A vapor barrier itself is designed to resist the flow of air. By stopping air movement, it turns your crawl space into a semi-conditioned area by making the temperature close to the living spaces in your home above the crawl space. When the temperature in your crawl space is similar to the temperature in your home's living areas, your floors feel warmer in the winter.
A crawl space vapor barrier system also has been known to slow the movement of harmful gases like radon from infiltrating the soil, helping the crawl space vapor barrier system greatly reduce the levels of radon found in the home.
As the air in your home rises, it carries with it the air that was previously in the crawl space. That includes moisture and mold spores, as well as anything else that may be airborne down there. As this air rises in the home, replacement air is drawn through the vents. This replacement air is made up of unconditioned outside air that enters through vents and other leaks.
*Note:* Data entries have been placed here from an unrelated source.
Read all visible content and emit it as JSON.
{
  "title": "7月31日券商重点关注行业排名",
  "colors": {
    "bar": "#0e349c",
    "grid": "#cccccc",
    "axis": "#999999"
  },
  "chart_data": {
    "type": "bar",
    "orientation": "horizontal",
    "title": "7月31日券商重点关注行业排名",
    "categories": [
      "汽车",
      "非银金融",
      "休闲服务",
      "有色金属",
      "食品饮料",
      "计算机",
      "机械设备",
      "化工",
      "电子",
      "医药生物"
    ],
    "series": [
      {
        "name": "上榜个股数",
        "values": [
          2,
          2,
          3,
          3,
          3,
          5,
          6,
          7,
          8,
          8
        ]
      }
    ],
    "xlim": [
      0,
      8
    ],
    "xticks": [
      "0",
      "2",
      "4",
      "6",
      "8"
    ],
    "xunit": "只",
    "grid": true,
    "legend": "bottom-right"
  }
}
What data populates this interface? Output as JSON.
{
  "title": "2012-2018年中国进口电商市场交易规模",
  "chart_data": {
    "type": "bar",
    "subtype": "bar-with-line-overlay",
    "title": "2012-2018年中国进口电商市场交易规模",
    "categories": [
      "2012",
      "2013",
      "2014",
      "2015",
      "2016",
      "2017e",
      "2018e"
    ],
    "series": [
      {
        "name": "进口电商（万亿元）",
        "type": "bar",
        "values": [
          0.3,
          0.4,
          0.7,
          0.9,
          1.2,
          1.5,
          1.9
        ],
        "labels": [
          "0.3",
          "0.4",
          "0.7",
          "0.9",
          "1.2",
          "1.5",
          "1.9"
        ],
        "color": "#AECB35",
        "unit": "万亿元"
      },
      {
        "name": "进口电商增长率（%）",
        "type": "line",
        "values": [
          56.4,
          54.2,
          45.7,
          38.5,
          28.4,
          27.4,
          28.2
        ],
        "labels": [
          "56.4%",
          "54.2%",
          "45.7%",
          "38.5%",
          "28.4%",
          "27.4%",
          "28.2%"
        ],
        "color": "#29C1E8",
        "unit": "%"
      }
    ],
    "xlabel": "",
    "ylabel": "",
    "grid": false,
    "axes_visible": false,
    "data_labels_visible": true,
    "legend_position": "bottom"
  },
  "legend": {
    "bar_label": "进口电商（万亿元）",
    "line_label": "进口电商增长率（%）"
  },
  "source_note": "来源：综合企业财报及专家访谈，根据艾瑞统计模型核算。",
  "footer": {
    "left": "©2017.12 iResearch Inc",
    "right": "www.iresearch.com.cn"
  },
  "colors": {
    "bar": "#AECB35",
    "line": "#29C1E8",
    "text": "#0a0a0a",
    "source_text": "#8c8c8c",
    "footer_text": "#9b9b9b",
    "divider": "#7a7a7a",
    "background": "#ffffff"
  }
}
Because of that, whatever is in the air at the lowest point of your home eventually flows up into the living areas. Almost half of the air we breathe on the first floor of our home comes from the crawl space. A dirt crawl space with open crawl space vents is a never-ending source of moisture. Even if the dirt's surface seems dry, digging down a few inches reveals moist earth. This moisture is constantly released into the crawl space. So why do homes have a crawl space and how can a dehumidifier help? Using a dehumidifier can help to reign in any moisture problems as well as provide:
- Health protection.
- Pest protection.
- Increased structural integrity.
- Living space comfort.
Another common issue among crawl spaces is improper grading and a lack of rain gutters, which contributes to crawl space moisture control issues by allowing unwanted rain or ground water to enter the crawlspace. This repeated wetting of building materials day after day provides the perfect environment for mold growth, termites and structural damage under your home.
In addition to crawl space vapor barriers paired with dehumidifiers, there are several solutions you can look at when dealing with water in the crawl space include:
- Proper grading around the home directing moisture away from the structure.
- Installing, repairing or cleaning gutters and downspouts.
- Adding downspout extensions and exit lines to move water further from the home.
- Interior or exterior waterproofing.
- Installing crawl space ventilation.